1. *ID* decodes the bus line id - when checking this ID in the `international_routes.csv` dataset, one could determine line operator's comoany name, information about it's license, border crossing point etc.

2. *stop_city_name* together with *stop_address* will be used to determine geolocation of the stop, which will be used for visualisation on maps.

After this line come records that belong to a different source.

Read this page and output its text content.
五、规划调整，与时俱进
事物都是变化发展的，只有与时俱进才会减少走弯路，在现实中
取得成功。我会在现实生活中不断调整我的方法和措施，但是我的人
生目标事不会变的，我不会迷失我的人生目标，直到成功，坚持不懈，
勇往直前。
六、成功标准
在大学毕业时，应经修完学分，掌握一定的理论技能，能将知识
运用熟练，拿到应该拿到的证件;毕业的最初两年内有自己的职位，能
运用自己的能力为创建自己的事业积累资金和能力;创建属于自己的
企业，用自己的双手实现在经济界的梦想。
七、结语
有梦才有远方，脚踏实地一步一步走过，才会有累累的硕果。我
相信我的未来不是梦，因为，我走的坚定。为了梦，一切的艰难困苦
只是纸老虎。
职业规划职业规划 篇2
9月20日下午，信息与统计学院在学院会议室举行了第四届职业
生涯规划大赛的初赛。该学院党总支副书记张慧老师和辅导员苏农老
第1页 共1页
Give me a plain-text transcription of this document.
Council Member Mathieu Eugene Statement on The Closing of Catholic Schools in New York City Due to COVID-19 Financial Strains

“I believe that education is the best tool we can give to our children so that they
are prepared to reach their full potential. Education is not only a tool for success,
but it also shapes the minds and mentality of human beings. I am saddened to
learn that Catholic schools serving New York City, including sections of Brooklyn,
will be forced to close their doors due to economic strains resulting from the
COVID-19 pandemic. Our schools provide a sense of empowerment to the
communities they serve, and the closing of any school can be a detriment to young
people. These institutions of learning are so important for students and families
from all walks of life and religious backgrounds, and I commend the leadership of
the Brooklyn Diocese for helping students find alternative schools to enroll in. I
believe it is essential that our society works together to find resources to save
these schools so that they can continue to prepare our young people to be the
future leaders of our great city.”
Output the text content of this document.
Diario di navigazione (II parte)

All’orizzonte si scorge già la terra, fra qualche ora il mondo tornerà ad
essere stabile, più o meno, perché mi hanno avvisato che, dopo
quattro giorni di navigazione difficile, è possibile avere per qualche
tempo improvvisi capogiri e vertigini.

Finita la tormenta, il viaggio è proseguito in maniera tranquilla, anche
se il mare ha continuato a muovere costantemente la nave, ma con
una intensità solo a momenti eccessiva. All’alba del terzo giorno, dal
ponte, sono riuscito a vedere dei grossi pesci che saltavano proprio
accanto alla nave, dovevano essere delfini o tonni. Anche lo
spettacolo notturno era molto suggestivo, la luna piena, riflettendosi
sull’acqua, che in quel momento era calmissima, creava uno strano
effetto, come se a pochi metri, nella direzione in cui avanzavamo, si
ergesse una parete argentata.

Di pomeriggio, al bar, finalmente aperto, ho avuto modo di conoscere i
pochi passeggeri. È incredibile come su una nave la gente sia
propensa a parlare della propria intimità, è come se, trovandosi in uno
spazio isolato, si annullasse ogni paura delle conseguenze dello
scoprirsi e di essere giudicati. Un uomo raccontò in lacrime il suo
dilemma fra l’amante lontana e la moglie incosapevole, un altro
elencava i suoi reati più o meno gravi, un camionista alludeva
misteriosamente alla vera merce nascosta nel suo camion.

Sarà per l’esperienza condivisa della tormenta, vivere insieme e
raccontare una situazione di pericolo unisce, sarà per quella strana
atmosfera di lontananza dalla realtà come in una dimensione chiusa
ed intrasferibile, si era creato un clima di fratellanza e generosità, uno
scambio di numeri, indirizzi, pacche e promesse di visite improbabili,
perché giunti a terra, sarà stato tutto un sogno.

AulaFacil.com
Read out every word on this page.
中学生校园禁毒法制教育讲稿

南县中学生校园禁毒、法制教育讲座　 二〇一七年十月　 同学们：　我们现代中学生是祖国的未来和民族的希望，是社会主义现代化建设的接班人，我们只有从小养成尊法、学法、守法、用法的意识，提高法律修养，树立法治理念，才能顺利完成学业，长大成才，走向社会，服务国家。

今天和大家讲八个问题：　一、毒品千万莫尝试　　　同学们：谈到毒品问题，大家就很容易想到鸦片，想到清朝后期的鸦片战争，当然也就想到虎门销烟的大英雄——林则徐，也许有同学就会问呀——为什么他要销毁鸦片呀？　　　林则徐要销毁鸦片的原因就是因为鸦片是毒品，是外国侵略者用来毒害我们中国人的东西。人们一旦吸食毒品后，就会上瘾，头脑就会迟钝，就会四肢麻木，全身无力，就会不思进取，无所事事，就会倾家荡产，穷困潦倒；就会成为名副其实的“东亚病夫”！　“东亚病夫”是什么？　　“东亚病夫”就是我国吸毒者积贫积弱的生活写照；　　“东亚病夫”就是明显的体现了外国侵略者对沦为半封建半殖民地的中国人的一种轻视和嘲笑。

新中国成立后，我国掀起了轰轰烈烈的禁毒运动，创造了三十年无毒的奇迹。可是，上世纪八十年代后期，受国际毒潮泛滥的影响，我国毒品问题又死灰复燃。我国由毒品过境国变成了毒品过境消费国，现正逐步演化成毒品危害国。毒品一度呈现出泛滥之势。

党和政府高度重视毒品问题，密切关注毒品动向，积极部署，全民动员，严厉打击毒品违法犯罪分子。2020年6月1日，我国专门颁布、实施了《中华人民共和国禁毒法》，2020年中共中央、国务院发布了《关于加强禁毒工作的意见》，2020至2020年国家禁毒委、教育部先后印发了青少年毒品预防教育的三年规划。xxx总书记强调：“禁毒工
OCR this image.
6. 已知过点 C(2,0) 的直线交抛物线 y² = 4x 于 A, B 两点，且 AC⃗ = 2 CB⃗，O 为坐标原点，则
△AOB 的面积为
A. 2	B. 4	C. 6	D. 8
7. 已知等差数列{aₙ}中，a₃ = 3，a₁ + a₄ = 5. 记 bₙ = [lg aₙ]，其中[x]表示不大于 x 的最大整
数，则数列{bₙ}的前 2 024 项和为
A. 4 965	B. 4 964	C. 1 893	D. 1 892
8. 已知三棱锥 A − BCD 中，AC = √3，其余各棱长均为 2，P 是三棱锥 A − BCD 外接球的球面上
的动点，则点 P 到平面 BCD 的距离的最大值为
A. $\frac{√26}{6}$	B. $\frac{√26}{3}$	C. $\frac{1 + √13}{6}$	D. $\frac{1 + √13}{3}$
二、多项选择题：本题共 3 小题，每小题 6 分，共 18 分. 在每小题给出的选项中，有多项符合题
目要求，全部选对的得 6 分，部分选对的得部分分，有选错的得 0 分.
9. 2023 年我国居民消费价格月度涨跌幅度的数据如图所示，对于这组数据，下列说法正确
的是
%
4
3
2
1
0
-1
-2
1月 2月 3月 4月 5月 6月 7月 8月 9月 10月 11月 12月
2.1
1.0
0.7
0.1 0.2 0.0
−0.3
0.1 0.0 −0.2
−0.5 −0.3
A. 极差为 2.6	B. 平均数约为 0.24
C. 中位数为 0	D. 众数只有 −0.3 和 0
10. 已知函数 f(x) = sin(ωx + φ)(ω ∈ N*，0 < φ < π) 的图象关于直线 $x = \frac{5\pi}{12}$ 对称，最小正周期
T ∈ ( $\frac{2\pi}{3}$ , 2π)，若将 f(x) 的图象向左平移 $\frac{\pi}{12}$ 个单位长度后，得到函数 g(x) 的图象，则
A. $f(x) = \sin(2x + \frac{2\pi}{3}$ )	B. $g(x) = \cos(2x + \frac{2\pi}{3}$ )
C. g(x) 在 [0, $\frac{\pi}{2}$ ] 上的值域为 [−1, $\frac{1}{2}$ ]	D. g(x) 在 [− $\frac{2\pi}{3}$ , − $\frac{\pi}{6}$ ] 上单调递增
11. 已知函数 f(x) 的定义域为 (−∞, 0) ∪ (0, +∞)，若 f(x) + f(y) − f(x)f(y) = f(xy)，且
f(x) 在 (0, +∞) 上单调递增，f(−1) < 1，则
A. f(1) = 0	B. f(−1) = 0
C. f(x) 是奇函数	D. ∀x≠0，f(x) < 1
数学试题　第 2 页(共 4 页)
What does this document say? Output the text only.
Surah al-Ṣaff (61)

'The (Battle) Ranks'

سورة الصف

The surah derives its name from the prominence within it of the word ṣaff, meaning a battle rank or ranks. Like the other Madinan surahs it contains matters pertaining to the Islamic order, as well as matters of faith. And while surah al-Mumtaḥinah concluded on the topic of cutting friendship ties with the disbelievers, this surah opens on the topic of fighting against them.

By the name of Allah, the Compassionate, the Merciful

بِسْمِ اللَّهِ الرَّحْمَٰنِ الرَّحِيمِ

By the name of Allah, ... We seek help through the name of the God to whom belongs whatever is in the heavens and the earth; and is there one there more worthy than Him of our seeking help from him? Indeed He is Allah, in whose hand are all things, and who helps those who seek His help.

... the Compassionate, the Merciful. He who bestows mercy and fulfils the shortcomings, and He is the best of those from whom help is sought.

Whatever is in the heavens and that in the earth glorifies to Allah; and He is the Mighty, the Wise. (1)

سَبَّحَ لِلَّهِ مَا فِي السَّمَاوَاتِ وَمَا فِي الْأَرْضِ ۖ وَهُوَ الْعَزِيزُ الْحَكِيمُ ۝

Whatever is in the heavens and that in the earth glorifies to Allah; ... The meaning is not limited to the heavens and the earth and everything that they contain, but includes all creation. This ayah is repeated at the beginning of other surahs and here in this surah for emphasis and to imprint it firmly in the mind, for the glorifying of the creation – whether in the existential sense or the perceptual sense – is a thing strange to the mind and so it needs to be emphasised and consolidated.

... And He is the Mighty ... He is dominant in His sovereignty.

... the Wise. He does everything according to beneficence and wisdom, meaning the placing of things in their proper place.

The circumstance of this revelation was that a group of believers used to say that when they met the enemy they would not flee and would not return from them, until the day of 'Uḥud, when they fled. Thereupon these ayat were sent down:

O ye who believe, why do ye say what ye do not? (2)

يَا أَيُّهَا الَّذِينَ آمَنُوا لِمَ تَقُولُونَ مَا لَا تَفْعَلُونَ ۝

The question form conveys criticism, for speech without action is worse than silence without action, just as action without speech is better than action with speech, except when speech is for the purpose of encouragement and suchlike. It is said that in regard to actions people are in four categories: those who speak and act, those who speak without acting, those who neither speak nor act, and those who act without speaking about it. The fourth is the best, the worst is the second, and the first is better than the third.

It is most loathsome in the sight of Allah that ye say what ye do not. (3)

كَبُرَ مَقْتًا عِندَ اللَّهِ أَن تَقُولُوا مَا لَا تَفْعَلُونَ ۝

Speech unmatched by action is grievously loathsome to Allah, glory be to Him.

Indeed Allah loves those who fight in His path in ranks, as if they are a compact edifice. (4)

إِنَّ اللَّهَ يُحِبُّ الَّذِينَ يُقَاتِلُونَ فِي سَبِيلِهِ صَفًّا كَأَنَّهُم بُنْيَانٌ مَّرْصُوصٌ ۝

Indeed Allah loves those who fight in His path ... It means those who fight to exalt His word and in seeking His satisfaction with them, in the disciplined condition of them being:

3. *stop_number* is a column which will be used to determine the position of the stop in the route.

In [36]:
### Filtering out Polish routes
pol = stops[stops.id.str[:2].str.upper() == 'PL']

pol.shape

(7737, 15)

In [37]:
import numpy as np

In [41]:
np.unique(pol.id).shape

(484,)

We can see that we have 7737 stops belonging to 484 bus lines heading to Poland.